Furthermore, subclinical levels, by definition, always precede clinical levels. Keeping these down in the general population is another way of ensuring individuals stay healthy. This was the reasoning behind an article published in Scientific Reports that explored the relationship between resistance training and subclinical anxiety symptoms among young adults.
While resistance training has been shown to improve anxiety symptoms in individuals with a diagnosed anxiety disorder, little research has examined this effect in healthy populations. Additionally, a majority of studies employ methodologies that limit their transferability to non-laboratory studies. The authors thus chose an “ecologically-valid” resistance training program, which could be performed just as well at home or at a gym as in a laboratory.
Each of the participants completed an array of online questionnaires, including the Psychiatric Diagnostic Screening Questionnaire-GAD (general anxiety disorder) and the 16-item Penn State Worry Questionnaire.
The results of the exercise intervention showed that anxiety symptoms, as measured before intervention, at week one, week four and after intervention, were significantly reduced. The greatest differences occurred between baseline and week one, and then from week four to post-intervention, with a plateau effect observed from weeks one to four. This is compared to the control group, where relatively little change in symptoms was observed.
Interestingly, while adherence was relatively high (85%), as was compliance (83%), individuals who completed the trial demonstrated, on average, greater worry and subclinical anxiety symptoms at the start than those who dropped out. Apparently, completion was at least in part contingent on the benefits experienced by individuals.

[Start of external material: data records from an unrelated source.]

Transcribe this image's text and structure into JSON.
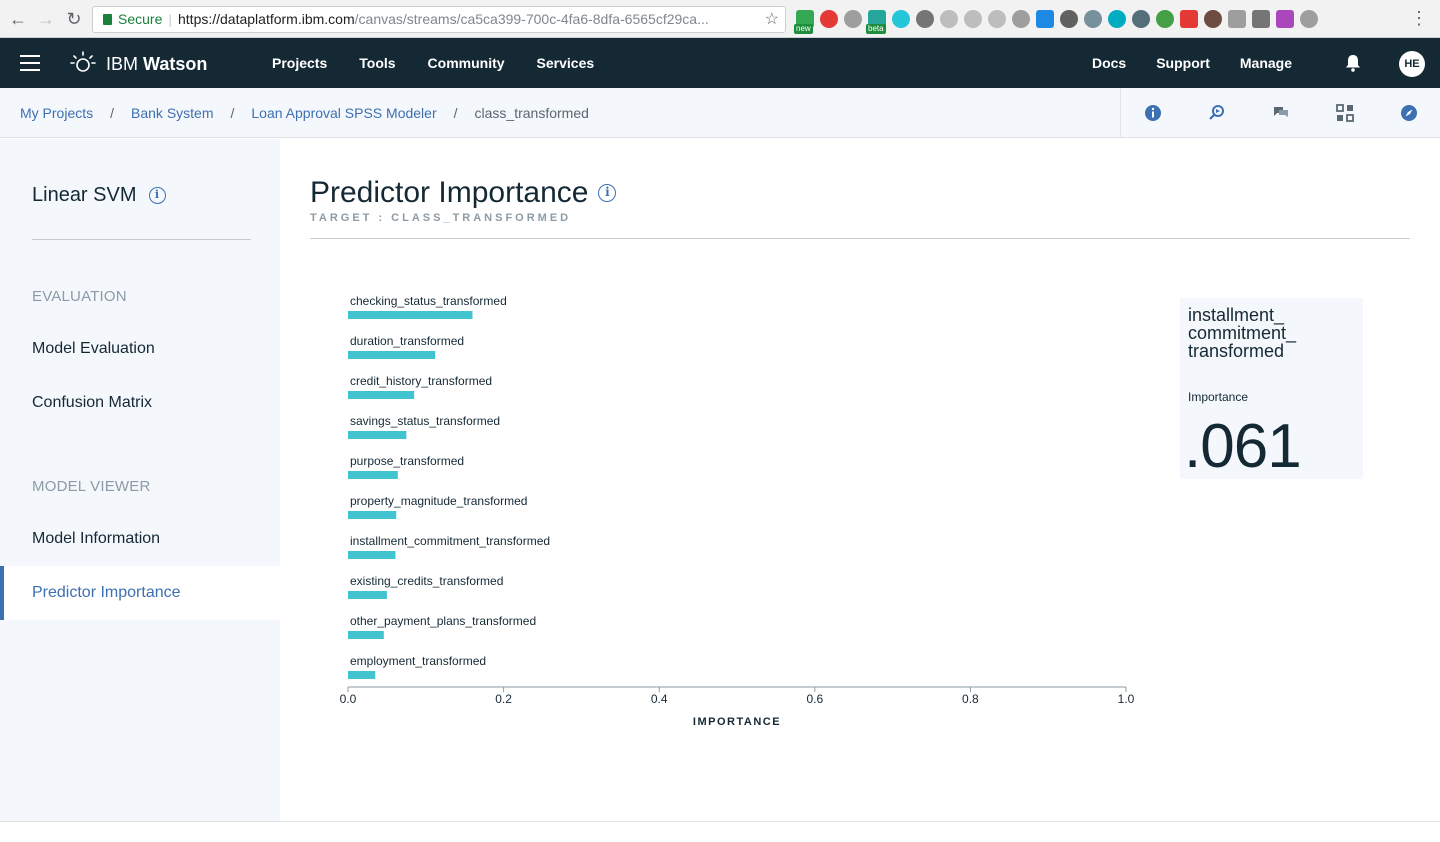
{
  "browser": {
    "secure_label": "Secure",
    "url_host": "https://dataplatform.ibm.com",
    "url_path": "/canvas/streams/ca5ca399-700c-4fa6-8dfa-6565cf29ca...",
    "ext_badges": [
      "new",
      "beta"
    ]
  },
  "header": {
    "brand_prefix": "IBM",
    "brand_name": "Watson",
    "nav_left": [
      "Projects",
      "Tools",
      "Community",
      "Services"
    ],
    "nav_right": [
      "Docs",
      "Support",
      "Manage"
    ],
    "avatar_initials": "HE"
  },
  "breadcrumb": {
    "items": [
      "My Projects",
      "Bank System",
      "Loan Approval SPSS Modeler"
    ],
    "current": "class_transformed",
    "separator": "/"
  },
  "sidebar": {
    "title": "Linear SVM",
    "sections": [
      {
        "label": "EVALUATION",
        "items": [
          "Model Evaluation",
          "Confusion Matrix"
        ]
      },
      {
        "label": "MODEL VIEWER",
        "items": [
          "Model Information",
          "Predictor Importance"
        ]
      }
    ],
    "active_item": "Predictor Importance"
  },
  "main": {
    "title": "Predictor Importance",
    "subtitle": "TARGET : CLASS_TRANSFORMED"
  },
  "detail": {
    "name": "installment_ commitment_ transformed",
    "label": "Importance",
    "value": ".061"
  },
  "colors": {
    "bar": "#41c4d0",
    "header_bg": "#152935",
    "accent": "#3d70b2"
  },
  "chart_data": {
    "type": "bar",
    "orientation": "horizontal",
    "categories": [
      "checking_status_transformed",
      "duration_transformed",
      "credit_history_transformed",
      "savings_status_transformed",
      "purpose_transformed",
      "property_magnitude_transformed",
      "installment_commitment_transformed",
      "existing_credits_transformed",
      "other_payment_plans_transformed",
      "employment_transformed"
    ],
    "values": [
      0.16,
      0.112,
      0.085,
      0.075,
      0.064,
      0.062,
      0.061,
      0.05,
      0.046,
      0.035
    ],
    "xlabel": "IMPORTANCE",
    "xlim": [
      0,
      1
    ],
    "xticks": [
      "0.0",
      "0.2",
      "0.4",
      "0.6",
      "0.8",
      "1.0"
    ],
    "grid": false
  }
}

Additional research will be needed to understand exactly why and how resistance training improves symptoms of anxiety in healthy populations. The authors cite the social aspects of the intervention, expectancy of improved mental health, and feelings of mastery. This last one is particularly interesting, and the authors hypothesize that the continuous setting and achieving of goals by participants may have been a contributing factor.
The findings are particularly important for the target age-group of 18 to 40-years-old, which the authors selected based on the average age of onset for GAD, around 30 years. Reducing preclinical anxiety levels may indeed prevent them from developing into a clinical disorder—although more research will be needed to confirm this hypothesis.
The article, “Resistance exercise training for anxiety and worry symptoms among young adults: a randomized controlled trial,” was authored by Brett R. Gordon, Cillian P. McDowell, Mark Lyons and Matthew P. Herring.